On 07/29/2011 05:28 PM, Christophe Fergeau wrote:
After the changes to add libjpeg-turbo support to spice-server mjpeg
compression code, it's relatively easy to hit an assertion from
libjpeg in spice-server about "too few scanlines transferred" when
the mjpeg streaming code triggers. This assertion brings down qemu,
which is bad :)

This is because when we first initialize the mjpeg encoder, we do:

stream_width = SPICE_ALIGN(src_rect->right - src_rect->left, 2);
stream_height = SPICE_ALIGN(src_rect->bottom - src_rect->top, 2);

stream->mjpeg_encoder = mjpeg_encoder_new(stream_width, stream_height);

and then when we iterate over the image scanlines to feed them to
libjpeg, we do:

const int image_height = src->bottom - src->top;
const int image_width = src->right - src->left;

for (i = 0; i<  image_height; i++) {
     mjpeg_encoder_encode_scanline(...);
}
mjpeg_encoder_end_frame(...);

When stream_height is odd, the mjpeg_encoder will be created with
an height that is 1 more than the number of lines we encode. Then
libjpeg asserts when we tell it we're done with the compression
while it's still waiting for one more scanline.

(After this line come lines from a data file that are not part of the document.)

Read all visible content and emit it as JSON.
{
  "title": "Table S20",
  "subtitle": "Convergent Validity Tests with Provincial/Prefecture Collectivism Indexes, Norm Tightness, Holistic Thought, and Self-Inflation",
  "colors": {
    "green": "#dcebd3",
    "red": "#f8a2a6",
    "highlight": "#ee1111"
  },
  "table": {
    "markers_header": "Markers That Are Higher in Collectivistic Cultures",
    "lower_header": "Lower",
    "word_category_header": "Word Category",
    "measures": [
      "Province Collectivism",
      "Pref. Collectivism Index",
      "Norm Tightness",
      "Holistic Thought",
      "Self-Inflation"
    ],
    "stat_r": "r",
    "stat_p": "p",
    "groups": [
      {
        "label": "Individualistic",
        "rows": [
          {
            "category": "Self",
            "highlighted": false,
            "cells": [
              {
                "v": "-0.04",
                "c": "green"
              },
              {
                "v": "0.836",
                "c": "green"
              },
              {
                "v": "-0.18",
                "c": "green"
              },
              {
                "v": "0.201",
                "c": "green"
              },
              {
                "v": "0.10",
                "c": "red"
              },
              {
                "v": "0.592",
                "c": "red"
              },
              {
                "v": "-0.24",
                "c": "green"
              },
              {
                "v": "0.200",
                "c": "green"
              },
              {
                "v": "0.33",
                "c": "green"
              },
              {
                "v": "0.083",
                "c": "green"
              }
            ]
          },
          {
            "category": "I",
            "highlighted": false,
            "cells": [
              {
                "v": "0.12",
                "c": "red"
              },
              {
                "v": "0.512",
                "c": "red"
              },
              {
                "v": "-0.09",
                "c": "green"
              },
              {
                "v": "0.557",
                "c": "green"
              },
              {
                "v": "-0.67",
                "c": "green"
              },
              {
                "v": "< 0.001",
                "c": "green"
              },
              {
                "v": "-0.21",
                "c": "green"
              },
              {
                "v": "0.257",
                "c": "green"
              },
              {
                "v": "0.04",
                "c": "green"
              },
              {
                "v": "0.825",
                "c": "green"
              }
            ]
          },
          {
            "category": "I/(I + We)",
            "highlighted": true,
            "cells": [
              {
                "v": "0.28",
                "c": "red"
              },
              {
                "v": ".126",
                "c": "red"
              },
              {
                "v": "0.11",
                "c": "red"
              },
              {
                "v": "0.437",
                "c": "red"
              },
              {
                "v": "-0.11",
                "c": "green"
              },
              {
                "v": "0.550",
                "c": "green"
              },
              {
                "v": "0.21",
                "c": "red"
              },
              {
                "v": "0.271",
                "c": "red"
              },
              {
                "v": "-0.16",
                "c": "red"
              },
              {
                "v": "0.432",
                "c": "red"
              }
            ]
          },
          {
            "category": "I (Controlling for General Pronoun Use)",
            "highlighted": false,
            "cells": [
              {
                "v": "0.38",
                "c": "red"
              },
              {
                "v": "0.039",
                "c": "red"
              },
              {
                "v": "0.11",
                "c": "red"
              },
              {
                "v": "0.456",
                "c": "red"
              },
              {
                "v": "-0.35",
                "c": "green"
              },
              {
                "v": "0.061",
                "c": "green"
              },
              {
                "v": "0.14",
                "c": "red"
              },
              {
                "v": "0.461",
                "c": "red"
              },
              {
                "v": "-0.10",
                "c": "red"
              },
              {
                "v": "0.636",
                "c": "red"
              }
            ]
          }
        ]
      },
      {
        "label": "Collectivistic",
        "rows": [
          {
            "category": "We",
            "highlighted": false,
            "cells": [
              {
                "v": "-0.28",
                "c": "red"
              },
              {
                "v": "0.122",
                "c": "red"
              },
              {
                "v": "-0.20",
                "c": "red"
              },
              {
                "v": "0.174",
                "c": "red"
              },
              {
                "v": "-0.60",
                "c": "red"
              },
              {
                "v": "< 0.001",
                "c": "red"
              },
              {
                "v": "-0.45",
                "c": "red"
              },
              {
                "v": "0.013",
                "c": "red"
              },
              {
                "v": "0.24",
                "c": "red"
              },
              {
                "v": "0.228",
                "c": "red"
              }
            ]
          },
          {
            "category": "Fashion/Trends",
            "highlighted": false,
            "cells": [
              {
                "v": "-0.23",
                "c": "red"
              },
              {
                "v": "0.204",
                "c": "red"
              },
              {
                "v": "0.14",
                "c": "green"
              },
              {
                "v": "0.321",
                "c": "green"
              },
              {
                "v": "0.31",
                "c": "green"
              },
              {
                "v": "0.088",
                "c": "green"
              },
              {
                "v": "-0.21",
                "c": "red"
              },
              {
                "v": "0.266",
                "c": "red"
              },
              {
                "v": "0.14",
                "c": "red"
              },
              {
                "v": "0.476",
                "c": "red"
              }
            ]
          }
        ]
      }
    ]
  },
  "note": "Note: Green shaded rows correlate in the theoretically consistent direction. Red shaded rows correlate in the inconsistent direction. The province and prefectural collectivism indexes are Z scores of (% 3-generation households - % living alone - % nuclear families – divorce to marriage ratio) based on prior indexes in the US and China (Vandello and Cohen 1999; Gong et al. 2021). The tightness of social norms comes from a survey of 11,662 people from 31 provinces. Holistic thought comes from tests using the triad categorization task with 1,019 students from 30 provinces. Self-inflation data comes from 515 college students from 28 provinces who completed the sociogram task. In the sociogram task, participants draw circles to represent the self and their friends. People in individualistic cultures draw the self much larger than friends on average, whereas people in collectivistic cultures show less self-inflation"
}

Looking through git history, this rounding seems to be an artifact
from when we were using ffmpeg for the mjpeg encoding. Since
spicec and spicy (the latter needs a few fixes) can handle streams
with odd height/width, the best way to solve this issue is to stop
rounding up the height and width of the streams we create. This
even saves some bandwidth :)

Hmm, I assume you've tested this with odd sized images? The reason
I'm asking is that JPEG compression usually happens by converting
from RGB to YUV color space and in the YUV colorspace the UV
components are sub-sampled 2x2 (iow the UV resolution is half
that of the Y/image resolution).

The usual trick for odd sized images is to duplicate the last row /
column to make them even sized. I could not find anything about
this in the libjpeg documentation, so maybe libjpeg take cares
about this itself?

While on the subject of libjpeg, as this assert shows we should be
defining our own jpeg error_exit handler, so that in case of
an error we can simply drop the image update rather then kill
the entire vm. This can be done by losing longjmp (ugly I know),
see the init_libjpeg_cinfo function in:
http://git.linuxtv.org/v4l-utils.git/blob/HEAD:/lib/libv4lconvert/jpeg.c

Also I think there are several opportunities for more optimization
with our libjpeg code. The first is to not include and parse the headers
each frame, this will save both bandwidth and CPU for parsing the
huffman headers and generating lookup tables, see the
"Abbreviated datastreams and multiple images" section in
/usr/share/doc/libjpeg-turbo-devel-1.1.0/libjpeg.txt

The second is to define a new jpeg-rgb format where we use jpeg
compression straight on rgb, rather then first converting it
to yuv colorspace (this happens inside libjpeg, but can be
overridden) this will lead to a slight increase in bandwidth
usage, but also a great drop in cpu usage.